Evaluate $$ \int \frac{\mathrm{d}x}{x\sqrt{x^2+x+1}} \cdotp $$
My attempt: $$ I = \int \frac{\mathrm{d}x}{x\sqrt{x^2+x+1}} = \int \frac{\mathrm{d}x}{x\sqrt{\left(x + \frac{1}{2}\right)^2 + \left( \frac{\sqrt{3}}{2} \right)^2}} $$
I thought completing the square would bring the integrand into some form, but it did not.
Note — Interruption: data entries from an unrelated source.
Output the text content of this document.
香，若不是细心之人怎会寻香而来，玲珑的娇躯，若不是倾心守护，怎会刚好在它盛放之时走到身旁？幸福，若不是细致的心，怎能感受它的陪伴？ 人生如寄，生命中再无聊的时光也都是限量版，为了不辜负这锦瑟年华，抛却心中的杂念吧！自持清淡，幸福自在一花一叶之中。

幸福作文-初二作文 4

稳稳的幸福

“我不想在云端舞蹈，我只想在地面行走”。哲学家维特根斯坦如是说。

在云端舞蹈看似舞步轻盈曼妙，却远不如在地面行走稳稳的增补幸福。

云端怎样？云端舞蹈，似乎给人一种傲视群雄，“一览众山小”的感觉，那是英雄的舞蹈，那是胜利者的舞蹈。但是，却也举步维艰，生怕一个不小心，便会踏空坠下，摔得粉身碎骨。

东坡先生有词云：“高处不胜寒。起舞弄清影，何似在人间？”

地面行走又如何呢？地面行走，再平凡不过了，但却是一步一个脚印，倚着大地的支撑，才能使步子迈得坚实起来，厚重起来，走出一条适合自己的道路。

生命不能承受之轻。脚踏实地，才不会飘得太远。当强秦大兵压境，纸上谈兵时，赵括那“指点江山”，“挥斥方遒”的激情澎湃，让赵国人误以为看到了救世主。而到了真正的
Please help.
On
First use the substitution $x=\frac{1}{t}$ to get $$\int \frac{\mathrm{d}x}{x\sqrt{x^2+x+1}} =-\int \frac{\mathrm{d}t}{\sqrt{1+t+t^2}}.$$ Now complete the squares and use a tan substitution.
On
$$I=\class{steps-node}{\cssId{steps-node-1}{2}}{\displaystyle\int}\dfrac{1}{x\sqrt{\left(2x+1\right)^2+3}}\,\mathrm{d}x$$
Substitute $u=2x+1$
$$I=2{\displaystyle\int}\dfrac{1}{\left(u-1\right)\sqrt{u^2+3}}\,\mathrm{d}u$$
Substitute $u=\sqrt{3}\tan\left(v\right)$ $$I=2{\displaystyle\int}\dfrac{\sqrt{3}\sec^2\left(v\right)}{\left(\sqrt{3}\tan\left(v\right)-1\right)\sqrt{3\tan^2\left(v\right)+3}}\,\mathrm{d}v$$ $$I=2{\displaystyle\int}\dfrac{\tan^2\left(\frac{v}{2}\right)+1}{\left(1-\tan^2\left(\frac{v}{2}\right)\right)\left(\frac{2\cdot\sqrt{3}\tan\left(\frac{v}{2}\right)}{1-\tan^2\left(\frac{v}{2}\right)}-1\right)}\,\mathrm{d}v$$
Substitute $w=\tan\left(\dfrac{v}{2}\right)$
$$I=\class{steps-node}{\cssId{steps-node-2}{4}}{\displaystyle\int}\dfrac{1}{w^2+2\cdot\sqrt{3}w-1}\,\mathrm{d}w$$
$$I=4{\displaystyle\int}\dfrac{1}{\left(w+\sqrt{3}-2\right)\left(w+\sqrt{3}+2\right)}\,\mathrm{d}w$$
Hint: I know a way. The integral of form $$\int\frac{dx}{(x-n)^m\sqrt{ax^2+bx+c}}$$ could be solved by taking $x-n=1/t.$. If you do this, then the whole integral will change to a integral of form $\int\frac{P(x)dx}{\sqrt{ax^2+bx+c}}$. Try this. Tell me if you can do the last one or not.